Janet Cowell, the elected state treasurer of North Carolina told The New York Times the case involved "an unprecedented level of analysis and an unprecedented wide spectrum of financial impact," an interesting footnote that revolves in part around the point that it is hard to figure out just who got taken to the cleaners and by how much.
British banking giant Barclays has agreed to a $450 million settlement to shake off charges stemming from Libor manipulation -- Libor being a benchmark lending rate, technically the London inter bank offered rate, that is the average of big bank borrowing costs calculated by the British Bankers Association.
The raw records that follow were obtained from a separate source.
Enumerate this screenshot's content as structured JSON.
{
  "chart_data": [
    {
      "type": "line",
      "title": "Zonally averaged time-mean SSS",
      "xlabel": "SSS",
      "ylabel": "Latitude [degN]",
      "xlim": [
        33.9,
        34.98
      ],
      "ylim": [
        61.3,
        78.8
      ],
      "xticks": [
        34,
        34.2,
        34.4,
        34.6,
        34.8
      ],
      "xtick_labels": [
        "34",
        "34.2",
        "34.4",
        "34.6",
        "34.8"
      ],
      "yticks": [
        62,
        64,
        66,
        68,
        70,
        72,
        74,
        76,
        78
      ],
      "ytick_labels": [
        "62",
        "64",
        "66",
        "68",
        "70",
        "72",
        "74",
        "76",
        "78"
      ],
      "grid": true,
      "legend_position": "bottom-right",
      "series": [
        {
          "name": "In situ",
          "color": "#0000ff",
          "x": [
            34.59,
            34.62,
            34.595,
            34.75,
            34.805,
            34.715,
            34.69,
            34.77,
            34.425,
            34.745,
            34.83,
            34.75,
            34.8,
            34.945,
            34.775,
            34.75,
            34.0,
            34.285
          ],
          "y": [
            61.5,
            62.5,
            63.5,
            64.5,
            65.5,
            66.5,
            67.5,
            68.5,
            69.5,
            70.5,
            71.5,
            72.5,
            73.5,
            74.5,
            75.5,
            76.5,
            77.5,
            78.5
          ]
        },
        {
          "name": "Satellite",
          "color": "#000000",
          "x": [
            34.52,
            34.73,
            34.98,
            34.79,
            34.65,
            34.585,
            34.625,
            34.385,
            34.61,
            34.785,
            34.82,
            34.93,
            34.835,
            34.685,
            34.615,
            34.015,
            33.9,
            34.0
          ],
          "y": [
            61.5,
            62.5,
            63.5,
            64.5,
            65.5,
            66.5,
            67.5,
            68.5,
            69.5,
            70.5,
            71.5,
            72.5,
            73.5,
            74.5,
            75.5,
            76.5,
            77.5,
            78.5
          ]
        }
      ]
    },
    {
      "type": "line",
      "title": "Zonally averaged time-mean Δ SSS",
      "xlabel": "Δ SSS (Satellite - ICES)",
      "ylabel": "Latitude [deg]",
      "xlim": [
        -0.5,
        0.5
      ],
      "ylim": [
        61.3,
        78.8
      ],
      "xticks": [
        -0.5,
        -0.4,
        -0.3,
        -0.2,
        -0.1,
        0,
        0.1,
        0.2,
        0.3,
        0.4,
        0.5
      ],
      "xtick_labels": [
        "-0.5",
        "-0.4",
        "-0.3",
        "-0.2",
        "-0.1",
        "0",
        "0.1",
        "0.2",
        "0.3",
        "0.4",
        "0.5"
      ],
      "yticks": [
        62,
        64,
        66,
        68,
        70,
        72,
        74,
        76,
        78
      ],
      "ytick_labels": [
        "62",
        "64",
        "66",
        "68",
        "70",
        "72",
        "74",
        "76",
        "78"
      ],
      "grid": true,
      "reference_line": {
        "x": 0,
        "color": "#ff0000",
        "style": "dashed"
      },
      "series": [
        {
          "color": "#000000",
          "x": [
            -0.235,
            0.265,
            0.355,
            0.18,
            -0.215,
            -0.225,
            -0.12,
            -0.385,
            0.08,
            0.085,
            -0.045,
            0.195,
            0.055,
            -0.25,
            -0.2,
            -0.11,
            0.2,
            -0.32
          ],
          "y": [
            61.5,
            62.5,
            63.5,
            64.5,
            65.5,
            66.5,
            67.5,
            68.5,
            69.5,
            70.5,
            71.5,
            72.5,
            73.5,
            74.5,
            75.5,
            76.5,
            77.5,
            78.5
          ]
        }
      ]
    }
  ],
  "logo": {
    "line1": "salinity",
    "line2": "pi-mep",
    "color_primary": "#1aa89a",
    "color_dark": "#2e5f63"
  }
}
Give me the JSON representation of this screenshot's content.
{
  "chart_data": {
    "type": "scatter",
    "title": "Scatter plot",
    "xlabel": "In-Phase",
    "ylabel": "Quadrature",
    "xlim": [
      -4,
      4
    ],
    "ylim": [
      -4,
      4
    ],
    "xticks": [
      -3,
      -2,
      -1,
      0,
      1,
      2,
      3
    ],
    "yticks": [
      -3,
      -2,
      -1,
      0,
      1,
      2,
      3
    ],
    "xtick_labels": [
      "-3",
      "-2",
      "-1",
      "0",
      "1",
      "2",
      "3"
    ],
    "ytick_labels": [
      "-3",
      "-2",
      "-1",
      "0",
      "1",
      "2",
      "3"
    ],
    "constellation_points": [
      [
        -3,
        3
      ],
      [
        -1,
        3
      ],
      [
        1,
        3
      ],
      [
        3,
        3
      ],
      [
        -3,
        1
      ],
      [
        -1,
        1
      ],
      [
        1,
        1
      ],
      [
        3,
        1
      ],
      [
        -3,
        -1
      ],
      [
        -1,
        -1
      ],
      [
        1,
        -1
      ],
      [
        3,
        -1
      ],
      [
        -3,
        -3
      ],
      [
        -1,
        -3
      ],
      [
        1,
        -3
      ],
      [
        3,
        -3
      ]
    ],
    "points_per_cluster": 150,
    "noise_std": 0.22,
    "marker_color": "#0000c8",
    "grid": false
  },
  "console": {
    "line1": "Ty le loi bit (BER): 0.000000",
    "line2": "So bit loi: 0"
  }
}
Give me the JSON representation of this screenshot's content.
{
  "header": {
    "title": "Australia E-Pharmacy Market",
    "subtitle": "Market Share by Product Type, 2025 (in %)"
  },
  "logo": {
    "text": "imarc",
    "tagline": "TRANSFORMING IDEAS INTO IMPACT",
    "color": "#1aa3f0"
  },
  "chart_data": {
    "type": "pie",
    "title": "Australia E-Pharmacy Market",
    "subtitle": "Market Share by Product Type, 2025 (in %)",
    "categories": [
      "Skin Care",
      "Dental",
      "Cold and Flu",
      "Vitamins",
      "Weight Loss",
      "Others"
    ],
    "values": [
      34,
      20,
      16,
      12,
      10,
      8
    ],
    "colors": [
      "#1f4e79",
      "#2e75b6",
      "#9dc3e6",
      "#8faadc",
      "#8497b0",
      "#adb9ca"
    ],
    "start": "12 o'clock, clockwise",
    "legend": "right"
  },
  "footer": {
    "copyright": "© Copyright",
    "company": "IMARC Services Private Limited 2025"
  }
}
A handful of big banks send in their borrowing costs and the resulting Libor is used to calculate the interest rate on a variety of commercial and personal loans, including mortgages and student loans.
Allegedly, Barclays sent in artificially low numbers to make the bank look healthier than it was.
Who did that hurt, exactly? For all that, arguably putting a new sign in front of the bank and advertising in general makes a bank appear healthier than it is.
Yes, lying is not the respectable or legal way to promote a bank's health -- lying outside the confines of generalities in advertising, that is.
Cowell, however, said that she expected the Libor case to result in a settlement as large as the recent settlement with five major banks that took shortcuts during the foreclosure process.
Attorneys general in that case were handed a soft ball. Banks were rushing mountains of foreclosure cases through the courts and cutting legal corners to do so. Proving this was, essentially, a foregone conclusion.
If memory serves, however, in the early going a quote from bank officials would appear periodically asking if there was any evidence of a foreclosure on a home that should not have occurred. Yes, they stupidly cut corners, depriving homeowners of due process. But not many homeowners ended up in the wrong place. They would have lost their homes, anyway, the bankers said.
Eventually, these officials learned to put away the "no harm, no foul" defense and in the end not dotting the i(s) and crossing the t(s) cost five banks $26 billion.
More recently, The New York Times said that state officials are groping around trying to find out how Libor manipulation may have hurt anyone. That's one of the reasons the investigation is taking so long.
Sure, if you hear an explosion it is customary to ask around to see if anyone got hurt. And sometimes the wounds are less obvious than at other times. Maybe someone is being stuck and just hasn't figured it out yet.
To quote the newspaper, Cowell's work "also suggests just how difficult it is, and how long it may take, to get to the bottom of the losses," in the Libor case.
On the face of it, of course, several banks would have to coordinate their manipulations to have an actual impact on the benchmark Libor. Otherwise, Barclays could be low-balling on the same day that Bank of America was pushing the Libor higher. If the sins cancel each other out, how is that going to figure into the final settlement?
The moral of the story: These banks are making it very easy for the public to get very angry. Secondly, to paraphrase a Ron White comedy album, you can't regulate stupid.
In international markets, the Nikkei 225 index in Japan was flat, gaining 0.01 percent, while the Shanghai composite index in China rose 0.7 percent. The Hang Seng index in Hong Kong added 0.34 percent, while the Sensex in India gained 0.19 percent.
The S&P/ASX 200 in Australia was 0.8 percent higher.
In midday trading in Europe, the FTSE 100 index in Britain added 0.6 percent, while the DAX 30 in Germany jumped 1.27 percent. The CAC 40 in France climbed 1.18 percent, while the Stoxx Europe 600 rose 0.78 percent.